Flusslandschaft 1996

Umwelt

Was im Jahr 2009 selbstverständlich erscheint, musste mühsam mit vielen Rückschlägen erkämpft werden. Am 24. April erklärt das Münchner Verwaltungsgericht die seit beinahe fünfzehn Jahren angestrebte Parklizensierung in der Au und Haidhausen für ungültig.1

„Kein Patent auf Leben!“ Auch in diesem Jahr erhebt die Kampagne Einsprüche gegen Patente. Im Mai findet im Europäischen Patentamt eine öffentliche Verhandlung über die Patentierung von Pflanzensorten statt. Proteste finden in den Medien bundesweite Beachtung.

Autogeher Michael Hartmann veranstaltet am 1. Juni ein Car- und Streetwalkseminar in Wien, am 16. Juni in München. „Das Seminar war ein voller Erfolg, doch auch hier – wie so oft in München – keine Presse! David … faxte selbstverständlich alle Ereignisse an über 30 Pressestellen in München, aber anscheinend wird hier noch viel mehr zensiert als in anderen Städten. Schade …“2 Am 29. Juni wird Hartmann von einem Auto angefahren. Er erholt sich wieder und reist Ende Oktober zu Seminaren nach Lübeck, Kiel, Eckernförde und Flensburg, wo er erneut verhaftet wird; am 14. November hält er ein Seminar in Zürich ab.

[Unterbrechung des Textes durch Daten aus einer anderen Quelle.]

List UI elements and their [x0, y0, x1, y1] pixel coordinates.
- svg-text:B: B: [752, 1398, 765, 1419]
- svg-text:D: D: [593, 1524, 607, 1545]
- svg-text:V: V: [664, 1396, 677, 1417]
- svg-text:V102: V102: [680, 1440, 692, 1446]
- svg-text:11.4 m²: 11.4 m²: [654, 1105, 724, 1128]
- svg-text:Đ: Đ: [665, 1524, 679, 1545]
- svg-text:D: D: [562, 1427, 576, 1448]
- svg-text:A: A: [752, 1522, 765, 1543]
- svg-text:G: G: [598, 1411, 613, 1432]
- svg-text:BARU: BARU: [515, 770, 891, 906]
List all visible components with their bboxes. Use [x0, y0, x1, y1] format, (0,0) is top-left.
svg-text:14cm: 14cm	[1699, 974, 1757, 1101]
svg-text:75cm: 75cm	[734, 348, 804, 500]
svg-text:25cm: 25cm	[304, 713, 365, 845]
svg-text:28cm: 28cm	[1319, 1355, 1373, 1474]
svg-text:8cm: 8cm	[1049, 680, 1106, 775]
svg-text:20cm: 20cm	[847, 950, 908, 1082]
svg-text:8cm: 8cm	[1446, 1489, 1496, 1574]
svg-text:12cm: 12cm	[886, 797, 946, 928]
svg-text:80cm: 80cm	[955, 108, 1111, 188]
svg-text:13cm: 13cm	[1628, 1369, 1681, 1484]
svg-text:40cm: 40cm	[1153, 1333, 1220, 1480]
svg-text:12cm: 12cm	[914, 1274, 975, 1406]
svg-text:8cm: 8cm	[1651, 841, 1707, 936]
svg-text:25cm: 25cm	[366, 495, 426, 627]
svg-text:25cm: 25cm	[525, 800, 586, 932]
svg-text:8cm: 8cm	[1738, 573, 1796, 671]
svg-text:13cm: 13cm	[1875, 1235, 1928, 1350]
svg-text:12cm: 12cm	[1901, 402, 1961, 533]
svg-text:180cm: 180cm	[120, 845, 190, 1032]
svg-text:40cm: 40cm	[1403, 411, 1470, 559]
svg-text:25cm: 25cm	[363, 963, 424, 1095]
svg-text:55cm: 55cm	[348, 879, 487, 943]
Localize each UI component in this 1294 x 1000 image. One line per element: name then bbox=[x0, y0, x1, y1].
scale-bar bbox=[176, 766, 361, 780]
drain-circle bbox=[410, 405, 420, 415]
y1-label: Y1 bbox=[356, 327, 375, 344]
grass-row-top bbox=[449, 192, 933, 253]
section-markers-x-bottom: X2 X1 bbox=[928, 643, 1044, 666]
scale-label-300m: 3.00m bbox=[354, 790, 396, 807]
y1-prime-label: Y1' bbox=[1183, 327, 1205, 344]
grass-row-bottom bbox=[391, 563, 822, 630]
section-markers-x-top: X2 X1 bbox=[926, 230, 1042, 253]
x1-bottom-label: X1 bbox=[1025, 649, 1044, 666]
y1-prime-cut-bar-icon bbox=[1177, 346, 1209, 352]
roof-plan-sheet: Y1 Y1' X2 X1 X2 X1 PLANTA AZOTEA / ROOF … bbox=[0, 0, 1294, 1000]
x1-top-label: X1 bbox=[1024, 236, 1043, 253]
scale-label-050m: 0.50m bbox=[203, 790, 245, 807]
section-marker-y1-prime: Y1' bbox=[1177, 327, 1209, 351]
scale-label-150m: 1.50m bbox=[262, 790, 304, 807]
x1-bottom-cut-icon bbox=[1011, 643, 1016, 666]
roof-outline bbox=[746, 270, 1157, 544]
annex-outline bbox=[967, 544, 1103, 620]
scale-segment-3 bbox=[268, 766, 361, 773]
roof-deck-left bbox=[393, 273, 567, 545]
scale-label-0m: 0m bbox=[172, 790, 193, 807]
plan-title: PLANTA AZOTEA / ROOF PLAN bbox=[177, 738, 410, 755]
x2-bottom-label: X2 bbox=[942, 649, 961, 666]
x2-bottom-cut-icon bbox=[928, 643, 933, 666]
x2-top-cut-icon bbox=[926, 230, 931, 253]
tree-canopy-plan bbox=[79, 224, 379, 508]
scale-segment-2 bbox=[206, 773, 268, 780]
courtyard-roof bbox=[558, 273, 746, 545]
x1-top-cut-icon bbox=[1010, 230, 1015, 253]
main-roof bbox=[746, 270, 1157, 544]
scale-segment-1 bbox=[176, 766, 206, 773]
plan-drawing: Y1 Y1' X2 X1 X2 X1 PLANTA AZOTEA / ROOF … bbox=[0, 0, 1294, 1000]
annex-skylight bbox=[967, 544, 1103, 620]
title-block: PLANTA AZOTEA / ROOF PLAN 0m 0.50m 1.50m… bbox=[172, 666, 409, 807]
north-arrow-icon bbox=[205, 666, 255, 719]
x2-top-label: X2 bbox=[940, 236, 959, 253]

Am 23. Juni kommt es zum Bürgerentscheid über den kreuzungsfreien Ausbau des Mittleren Rings, der rund zwei Milliarden Mark kosten soll. Der Streit wogt hin und her. Zwei Positionen stehen sich gegenüber: Die von Schwarz-Gelb favorisierte „Drei Tunnels braucht der Mittlere Ring“ und die von Rot-Grün favorisierte „Das bessere Bürgerbegehren“. Am Ende sprechen sich bei einer Beteiligung von 32 Prozent 50,6 Prozent für die Tunnellösung aus.3


1 Siehe „Parklizenz Haidhausen – Chronik“.

2 Michael Hartmann, Der Autogeher. AutoBiographie eines AutoGegners. März 1988 bis Juli 1997, München 1997, 153.

3 Vgl. Süddeutsche Zeitung vom 25. Juni 1996; siehe „Der Blick in die Röhre“, „Dem Auto verfallen“ von Andreas Bohl und „Kein Licht am Ende des Tunnels“.